The Supreme Court has ruled that the Trudeau government’s carbon tax is constitutional.

On Thursday, Canada’s highest court ruled in a 6-3 decision that the law putting a price on carbon emissions is permissible. The decision dashes the hopes of multiple provincial governments that wanted to see the carbon tax overturned.

In the majority decision, Chief Justice Richard Wagner said climate change is a grave threat to Canada that justifies a national response.

“Climate change is real. It is caused by greenhouse gas emissions resulting from human activities, and it poses a grave threat to humanity’s future,” he wrote.

“The evidence clearly shows that establishing minimum national standards of GHG price stringency to reduce GHG emissions is of concern for Canada as a whole. This matter is critical to our response to an existential threat to human life. As a result, it readily passes the threshold test and warrants consideration as a possible matter of national concern.”

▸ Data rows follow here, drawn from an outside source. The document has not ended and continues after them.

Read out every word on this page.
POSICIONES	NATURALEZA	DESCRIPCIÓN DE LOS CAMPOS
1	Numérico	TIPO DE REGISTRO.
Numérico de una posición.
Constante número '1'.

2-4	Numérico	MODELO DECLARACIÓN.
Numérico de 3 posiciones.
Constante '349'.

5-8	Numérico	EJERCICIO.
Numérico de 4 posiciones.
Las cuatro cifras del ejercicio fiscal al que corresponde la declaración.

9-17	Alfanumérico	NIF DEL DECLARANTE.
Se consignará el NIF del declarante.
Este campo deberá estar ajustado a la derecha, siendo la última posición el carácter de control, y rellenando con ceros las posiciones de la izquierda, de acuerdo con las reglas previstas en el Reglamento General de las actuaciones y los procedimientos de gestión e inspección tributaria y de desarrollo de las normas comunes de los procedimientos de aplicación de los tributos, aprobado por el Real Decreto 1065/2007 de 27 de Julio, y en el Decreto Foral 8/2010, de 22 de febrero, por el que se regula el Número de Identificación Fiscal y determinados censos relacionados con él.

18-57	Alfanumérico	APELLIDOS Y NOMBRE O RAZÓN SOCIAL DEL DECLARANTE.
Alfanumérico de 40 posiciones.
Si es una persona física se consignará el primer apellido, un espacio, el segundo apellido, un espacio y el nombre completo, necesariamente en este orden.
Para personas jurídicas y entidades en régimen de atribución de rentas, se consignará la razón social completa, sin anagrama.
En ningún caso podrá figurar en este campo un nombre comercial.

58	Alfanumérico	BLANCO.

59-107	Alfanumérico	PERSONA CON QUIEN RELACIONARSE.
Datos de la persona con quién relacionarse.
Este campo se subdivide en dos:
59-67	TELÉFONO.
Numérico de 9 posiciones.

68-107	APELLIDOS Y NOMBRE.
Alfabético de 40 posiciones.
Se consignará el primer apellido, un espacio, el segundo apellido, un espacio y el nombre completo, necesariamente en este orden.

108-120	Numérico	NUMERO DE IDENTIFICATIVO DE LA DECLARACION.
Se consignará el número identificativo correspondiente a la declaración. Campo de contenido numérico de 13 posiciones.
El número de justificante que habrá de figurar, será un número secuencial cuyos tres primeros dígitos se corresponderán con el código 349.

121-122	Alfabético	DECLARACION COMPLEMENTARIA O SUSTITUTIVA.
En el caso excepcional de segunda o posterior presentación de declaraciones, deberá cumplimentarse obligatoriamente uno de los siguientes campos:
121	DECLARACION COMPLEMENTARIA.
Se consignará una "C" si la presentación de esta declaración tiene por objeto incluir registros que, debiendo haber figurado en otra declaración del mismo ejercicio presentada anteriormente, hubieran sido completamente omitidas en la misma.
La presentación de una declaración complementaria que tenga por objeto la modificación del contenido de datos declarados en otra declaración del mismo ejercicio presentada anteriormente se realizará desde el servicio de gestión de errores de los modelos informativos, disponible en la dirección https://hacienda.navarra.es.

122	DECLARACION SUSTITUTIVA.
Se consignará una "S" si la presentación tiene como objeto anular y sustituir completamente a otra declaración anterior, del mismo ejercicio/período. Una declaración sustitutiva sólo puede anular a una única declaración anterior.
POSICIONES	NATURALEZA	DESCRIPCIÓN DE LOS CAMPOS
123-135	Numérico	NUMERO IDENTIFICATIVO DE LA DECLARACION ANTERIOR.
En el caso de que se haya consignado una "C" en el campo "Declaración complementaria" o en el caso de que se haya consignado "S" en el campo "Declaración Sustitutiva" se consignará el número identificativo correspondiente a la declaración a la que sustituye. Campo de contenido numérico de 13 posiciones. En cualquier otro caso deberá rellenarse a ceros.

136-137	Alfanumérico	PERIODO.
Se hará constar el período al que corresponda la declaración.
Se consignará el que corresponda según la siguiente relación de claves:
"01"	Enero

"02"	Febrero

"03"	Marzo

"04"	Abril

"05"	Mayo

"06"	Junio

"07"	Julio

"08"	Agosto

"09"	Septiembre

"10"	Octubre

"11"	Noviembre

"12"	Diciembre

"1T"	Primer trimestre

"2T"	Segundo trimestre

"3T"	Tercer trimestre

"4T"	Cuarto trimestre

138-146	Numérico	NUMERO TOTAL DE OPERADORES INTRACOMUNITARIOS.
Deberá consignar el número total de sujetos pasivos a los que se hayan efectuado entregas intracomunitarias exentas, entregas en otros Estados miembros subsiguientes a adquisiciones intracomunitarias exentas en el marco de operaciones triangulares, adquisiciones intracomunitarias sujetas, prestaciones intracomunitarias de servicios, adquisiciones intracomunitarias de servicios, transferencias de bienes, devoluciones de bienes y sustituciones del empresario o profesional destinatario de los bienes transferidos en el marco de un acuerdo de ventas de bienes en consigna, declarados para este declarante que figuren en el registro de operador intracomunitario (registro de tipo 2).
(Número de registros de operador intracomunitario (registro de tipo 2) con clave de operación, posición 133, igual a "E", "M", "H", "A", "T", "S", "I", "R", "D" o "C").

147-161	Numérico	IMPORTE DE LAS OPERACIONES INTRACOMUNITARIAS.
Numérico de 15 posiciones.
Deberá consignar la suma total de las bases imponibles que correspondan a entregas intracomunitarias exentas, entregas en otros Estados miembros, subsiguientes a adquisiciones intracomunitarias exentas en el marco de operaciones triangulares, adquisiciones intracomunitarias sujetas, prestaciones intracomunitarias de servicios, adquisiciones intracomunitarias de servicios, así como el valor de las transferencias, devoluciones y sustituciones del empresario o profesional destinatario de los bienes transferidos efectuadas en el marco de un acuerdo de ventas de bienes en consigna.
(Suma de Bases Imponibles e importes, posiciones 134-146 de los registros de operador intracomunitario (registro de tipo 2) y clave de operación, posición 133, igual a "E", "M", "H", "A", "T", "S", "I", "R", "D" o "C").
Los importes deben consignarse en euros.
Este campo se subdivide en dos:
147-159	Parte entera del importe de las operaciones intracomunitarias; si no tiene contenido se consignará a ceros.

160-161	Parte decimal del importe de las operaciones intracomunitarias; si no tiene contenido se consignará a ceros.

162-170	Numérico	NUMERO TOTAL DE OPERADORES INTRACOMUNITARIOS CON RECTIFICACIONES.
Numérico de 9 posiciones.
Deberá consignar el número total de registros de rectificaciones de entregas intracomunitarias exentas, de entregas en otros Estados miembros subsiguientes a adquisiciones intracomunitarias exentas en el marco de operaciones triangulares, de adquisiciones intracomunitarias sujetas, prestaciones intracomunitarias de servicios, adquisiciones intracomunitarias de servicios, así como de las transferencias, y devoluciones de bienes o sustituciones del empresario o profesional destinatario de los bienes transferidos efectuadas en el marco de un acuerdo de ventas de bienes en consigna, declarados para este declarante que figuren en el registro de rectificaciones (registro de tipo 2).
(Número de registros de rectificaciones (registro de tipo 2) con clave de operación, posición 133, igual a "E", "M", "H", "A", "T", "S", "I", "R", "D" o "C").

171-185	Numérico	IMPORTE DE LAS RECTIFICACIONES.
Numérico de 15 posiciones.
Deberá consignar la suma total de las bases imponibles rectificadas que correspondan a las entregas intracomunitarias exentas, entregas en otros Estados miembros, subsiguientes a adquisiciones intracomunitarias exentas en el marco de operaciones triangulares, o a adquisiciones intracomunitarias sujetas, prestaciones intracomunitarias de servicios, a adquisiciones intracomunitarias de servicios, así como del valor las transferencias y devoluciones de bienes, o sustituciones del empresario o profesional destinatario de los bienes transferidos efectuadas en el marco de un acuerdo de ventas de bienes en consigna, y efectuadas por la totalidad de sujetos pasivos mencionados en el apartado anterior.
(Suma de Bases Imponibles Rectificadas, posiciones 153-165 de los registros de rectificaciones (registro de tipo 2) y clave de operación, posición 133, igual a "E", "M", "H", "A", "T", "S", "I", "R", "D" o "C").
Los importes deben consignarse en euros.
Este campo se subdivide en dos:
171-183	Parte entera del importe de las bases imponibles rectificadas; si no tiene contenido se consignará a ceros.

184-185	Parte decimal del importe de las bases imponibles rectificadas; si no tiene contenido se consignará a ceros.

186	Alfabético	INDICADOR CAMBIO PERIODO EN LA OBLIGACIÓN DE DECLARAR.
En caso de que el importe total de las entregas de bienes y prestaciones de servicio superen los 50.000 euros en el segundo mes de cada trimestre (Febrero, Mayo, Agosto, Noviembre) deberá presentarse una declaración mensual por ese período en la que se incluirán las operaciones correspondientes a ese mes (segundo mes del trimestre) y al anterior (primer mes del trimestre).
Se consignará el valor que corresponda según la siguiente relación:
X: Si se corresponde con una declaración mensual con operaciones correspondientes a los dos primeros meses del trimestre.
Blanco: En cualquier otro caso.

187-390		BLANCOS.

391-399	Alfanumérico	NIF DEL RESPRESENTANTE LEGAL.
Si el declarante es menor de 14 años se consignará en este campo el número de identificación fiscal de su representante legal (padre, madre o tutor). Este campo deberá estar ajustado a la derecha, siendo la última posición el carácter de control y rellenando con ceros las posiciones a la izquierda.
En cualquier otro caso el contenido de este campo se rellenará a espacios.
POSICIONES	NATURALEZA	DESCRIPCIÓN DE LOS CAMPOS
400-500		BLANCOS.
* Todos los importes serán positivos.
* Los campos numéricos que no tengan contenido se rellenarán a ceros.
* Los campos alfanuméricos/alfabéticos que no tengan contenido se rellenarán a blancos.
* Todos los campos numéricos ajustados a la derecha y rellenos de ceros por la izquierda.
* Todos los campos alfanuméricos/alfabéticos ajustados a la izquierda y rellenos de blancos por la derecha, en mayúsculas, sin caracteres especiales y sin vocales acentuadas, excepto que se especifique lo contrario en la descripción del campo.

The Supreme Court says that the “peace, order and good government” (POGG) clause of the constitution allows the government to take aggressive action on a national level. The Supreme Court has not always accepted the POGG argument.

The three dissenting justices were Justice Suzanne Côté, Justice Malcolm Rowe and Justice Russell Brown. They disagreed entirely with Justice Wagner’s decision, claiming that the carbon tax is unconstitutional. 

Justice Suzanne Côté said the federal carbon-pricing law gives too much discretion to the federal cabinet. 

Justices Rowe and Brown believe the federal government has strayed into provincial jurisdiction and that the national concern power should only be for matters in which the provinces have no legislative authority.

The federal government’s carbon tax applies to provinces that do not already have a carbon tax plan which the Trudeau government approved of.

The carbon tax has already been challenged in courts at a provincial level, with courts in Ontario and Saskatchewan ruling it as constitutional, while a court in Alberta ruled it was unconstitutional.